The transformation of the door into an art work was announced by the head of Halle’s Jewish community.

By The Algemeiner

The enormous door at the entrance to the main synagogue in the central German city of Halle that withstood the neo-Nazi gunman who attempted to massacre worshipers on Yom Kippur this year is to be turned into a symbolic art object, the head of the Jewish community announced on Friday.

More than 50 people were attending services on Oct. 9 to mark Judaism’s holiest day when the gunman — Stephan Balliet — tried to break into the building, in an attack that was livestreamed on the internet.

Foiled by the heavy security door to the synagogue, Balliet subsequently murdered a 40-year-old woman and a 20-year-old man who were in the vicinity of the building.

The transformation of the door into an art work was announced by the head of Halle’s Jewish community, Max Privorozki, who added that the exact nature and location of the project was still to be determined.

“Maybe we will put the door in the courtyard outside, so that when you come to the synagogue, you can see how this door saved us,” Privorozki said.

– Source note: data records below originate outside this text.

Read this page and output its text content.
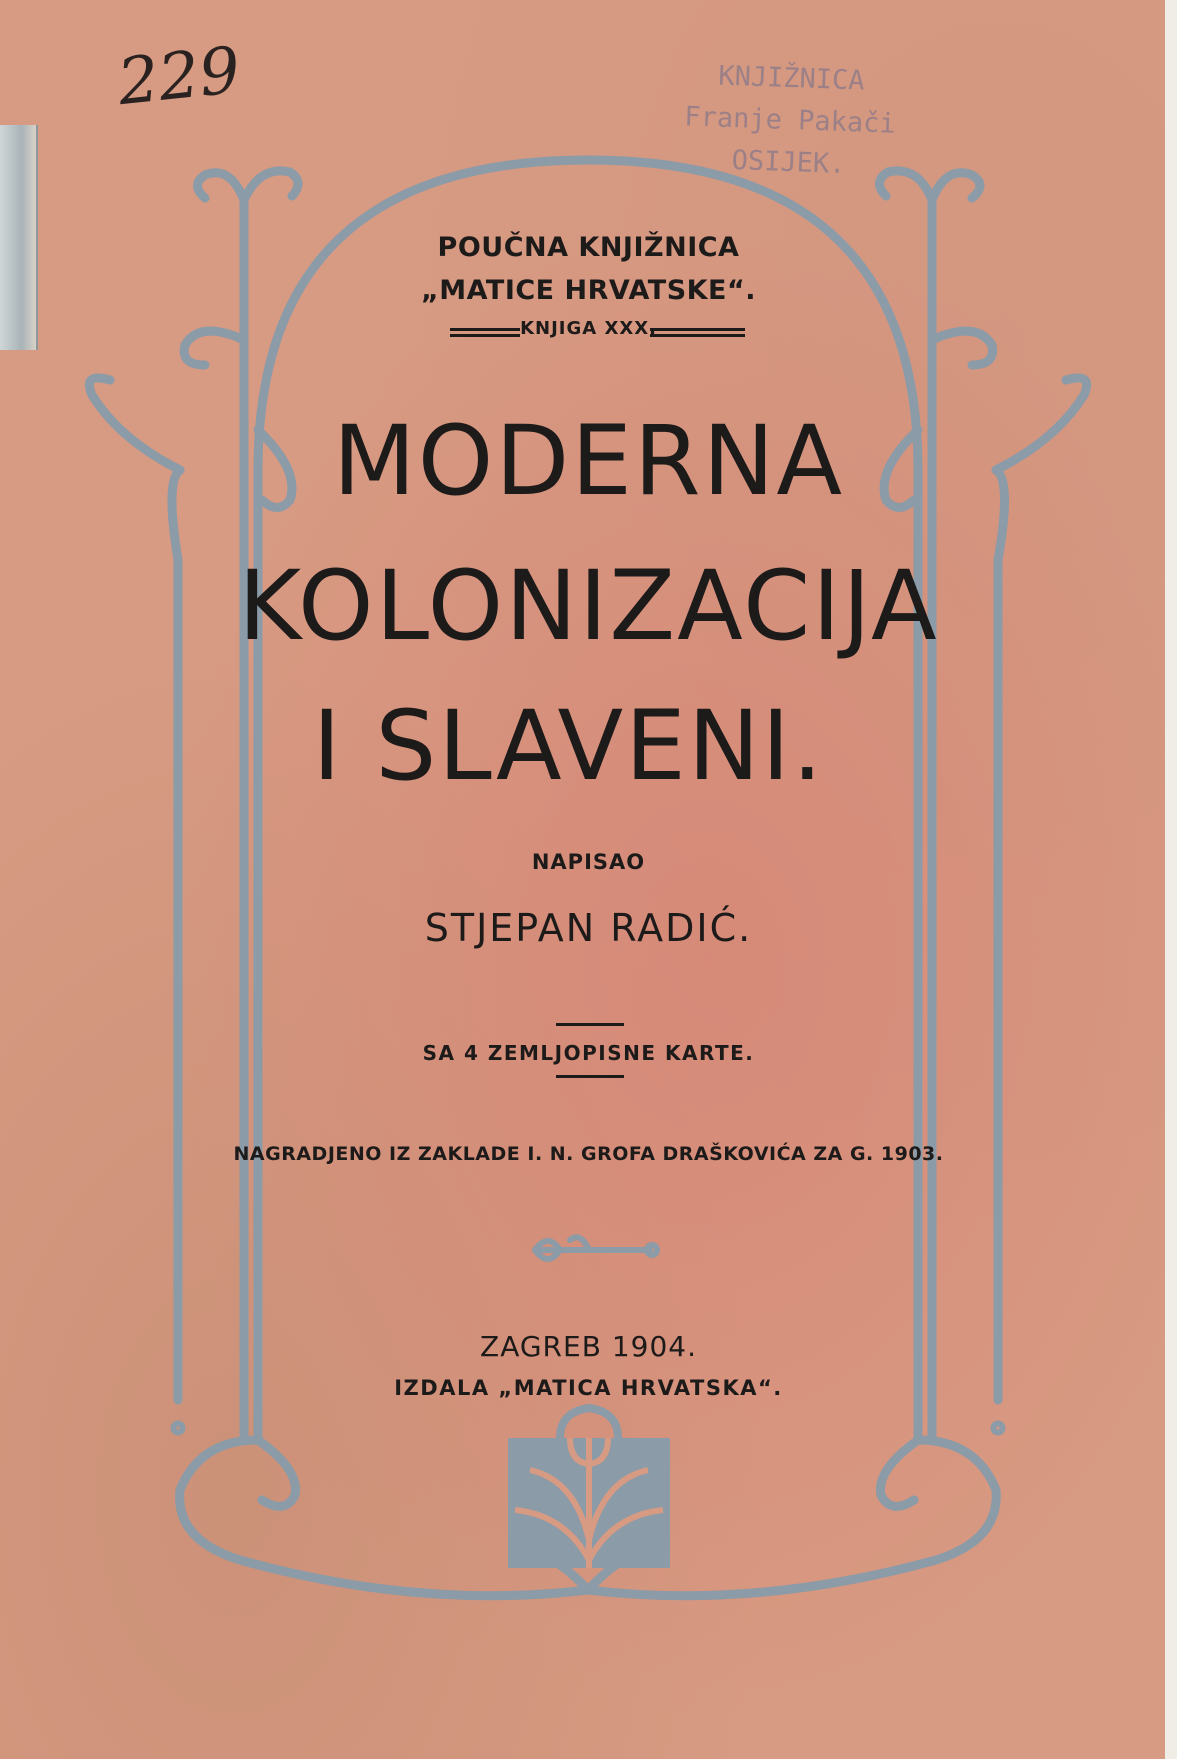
229	KNJIŽNICA
Franje Pakači
OSIJEK.
POUČNA KNJIŽNICA
„MATICE HRVATSKE“.
KNJIGA XXX.
MODERNA
KOLONIZACIJA
I SLAVENI.
NAPISAO
STJEPAN RADIĆ.
SA 4 ZEMLJOPISNE KARTE.
NAGRADJENO IZ ZAKLADE I. N. GROFA DRAŠKOVIĆA ZA G. 1903.
ZAGREB 1904.
IZDALA „MATICA HRVATSKA“.
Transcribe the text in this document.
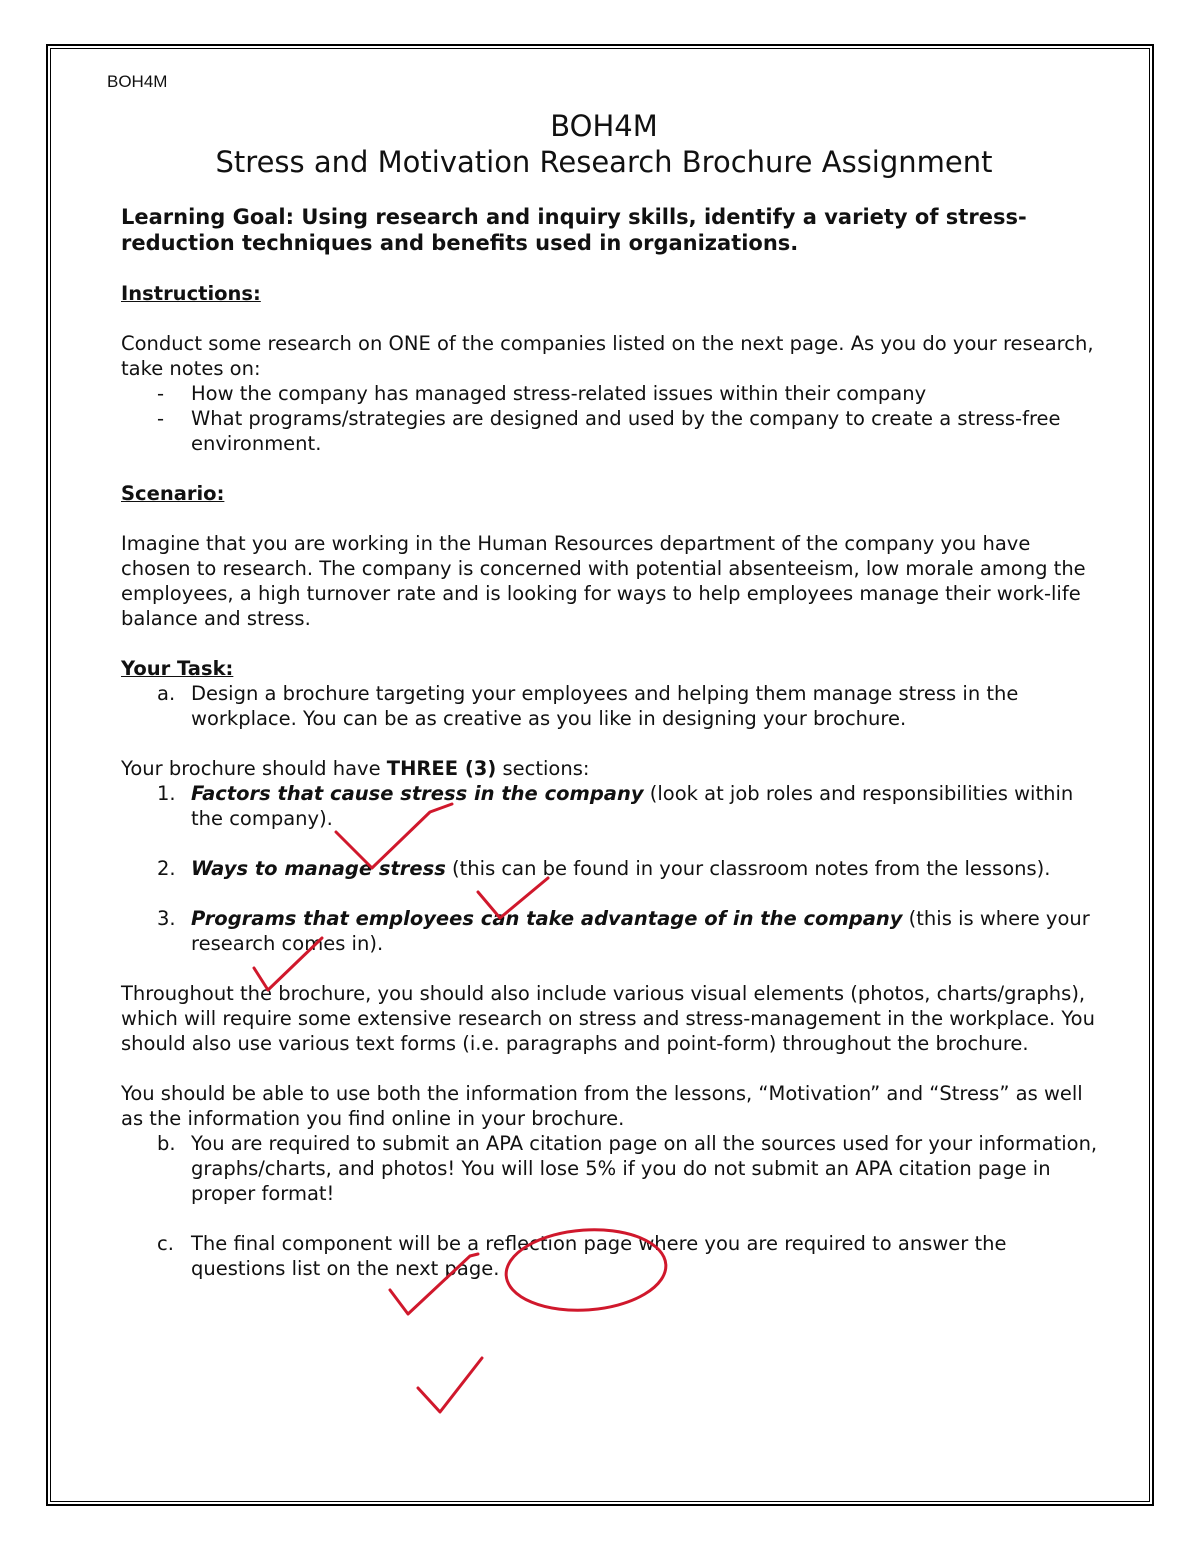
BOH4M
BOH4M
Stress and Motivation Research Brochure Assignment
Learning Goal: Using research and inquiry skills, identify a variety of stress-reduction techniques and benefits used in organizations.
Instructions:

Conduct some research on ONE of the companies listed on the next page. As you do your research, take notes on:

- How the company has managed stress-related issues within their company
- What programs/strategies are designed and used by the company to create a stress-free environment.
Scenario:

Imagine that you are working in the Human Resources department of the company you have chosen to research. The company is concerned with potential absenteeism, low morale among the employees, a high turnover rate and is looking for ways to help employees manage their work-life balance and stress.

Your Task:
a. Design a brochure targeting your employees and helping them manage stress in the workplace. You can be as creative as you like in designing your brochure.

Your brochure should have THREE (3) sections:

1. Factors that cause stress in the company (look at job roles and responsibilities within the company).
2. Ways to manage stress (this can be found in your classroom notes from the lessons).
3. Programs that employees can take advantage of in the company (this is where your research comes in).

Throughout the brochure, you should also include various visual elements (photos, charts/graphs), which will require some extensive research on stress and stress-management in the workplace. You should also use various text forms (i.e. paragraphs and point-form) throughout the brochure.

You should be able to use both the information from the lessons, “Motivation” and “Stress” as well as the information you find online in your brochure.

b. You are required to submit an APA citation page on all the sources used for your information, graphs/charts, and photos! You will lose 5% if you do not submit an APA citation page in proper format!
c. The final component will be a reflection page where you are required to answer the questions list on the next page.
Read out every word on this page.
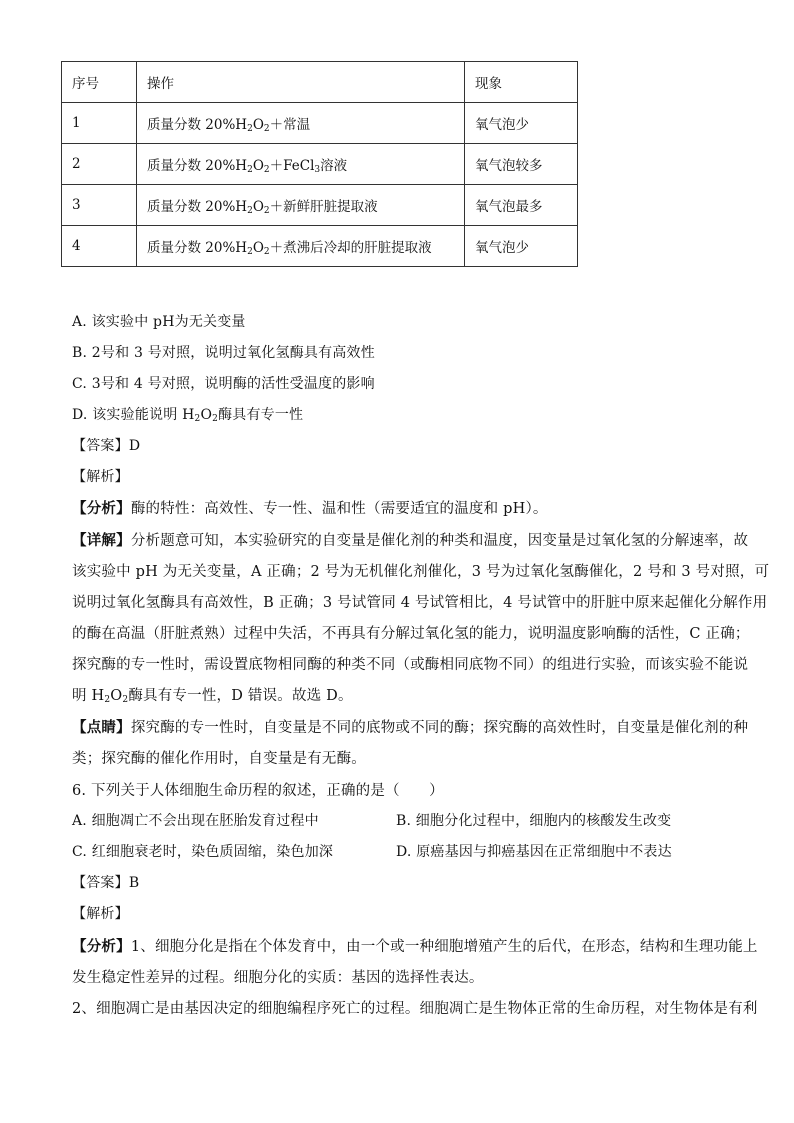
序号	操作	现象
1	质量分数 $20\%H_2O_2+$常温	氧气泡少
2	质量分数 $20\%H_2O_2+FeCl_3$溶液	氧气泡较多
3	质量分数 $20\%H_2O_2+$新鲜肝脏提取液	氧气泡最多
4	质量分数 $20\%H_2O_2+$煮沸后冷却的肝脏提取液	氧气泡少
A. 该实验中 pH为无关变量
B. 2号和 3 号对照，说明过氧化氢酶具有高效性
C. 3号和 4 号对照，说明酶的活性受温度的影响
D. 该实验能说明 $H_2O_2$酶具有专一性
【答案】D
【解析】
【分析】酶的特性：高效性、专一性、温和性（需要适宜的温度和 pH）。
【详解】分析题意可知，本实验研究的自变量是催化剂的种类和温度，因变量是过氧化氢的分解速率，故
该实验中 pH 为无关变量，A 正确；2 号为无机催化剂催化，3 号为过氧化氢酶催化，2 号和 3 号对照，可
说明过氧化氢酶具有高效性，B 正确；3 号试管同 4 号试管相比，4 号试管中的肝脏中原来起催化分解作用
的酶在高温（肝脏煮熟）过程中失活，不再具有分解过氧化氢的能力，说明温度影响酶的活性，C 正确；
探究酶的专一性时，需设置底物相同酶的种类不同（或酶相同底物不同）的组进行实验，而该实验不能说
明 $H_2O_2$酶具有专一性，D 错误。故选 D。
【点睛】探究酶的专一性时，自变量是不同的底物或不同的酶；探究酶的高效性时，自变量是催化剂的种
类；探究酶的催化作用时，自变量是有无酶。
6. 下列关于人体细胞生命历程的叙述，正确的是（　　）
A. 细胞凋亡不会出现在胚胎发育过程中	B. 细胞分化过程中，细胞内的核酸发生改变
C. 红细胞衰老时，染色质固缩，染色加深	D. 原癌基因与抑癌基因在正常细胞中不表达
【答案】B
【解析】
【分析】1、细胞分化是指在个体发育中，由一个或一种细胞增殖产生的后代，在形态，结构和生理功能上
发生稳定性差异的过程。细胞分化的实质：基因的选择性表达。
2、细胞凋亡是由基因决定的细胞编程序死亡的过程。细胞凋亡是生物体正常的生命历程，对生物体是有利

The door had previously been hailed as the “miracle of Halle” by Bishop Friedrich Kramer of the Evangelical Church in Central Germany. But other observers took a more critical perspective, arguing that the security door’s effectiveness had masked the failure of German law enforcement agencies to properly protect the country’s Jewish communities.

“Only one door prevented the death of 50 Jews in the middle of Germany on the most holy day of the Jewish calendar,” Israel’s ambassador to Germany, Jeremy Issacharoff, commented in the wake of the attack.

According to the German news outlet Zeit on Friday, Halle’s Jewish community is now working with the police “to coordinate new security measures” for the synagogue.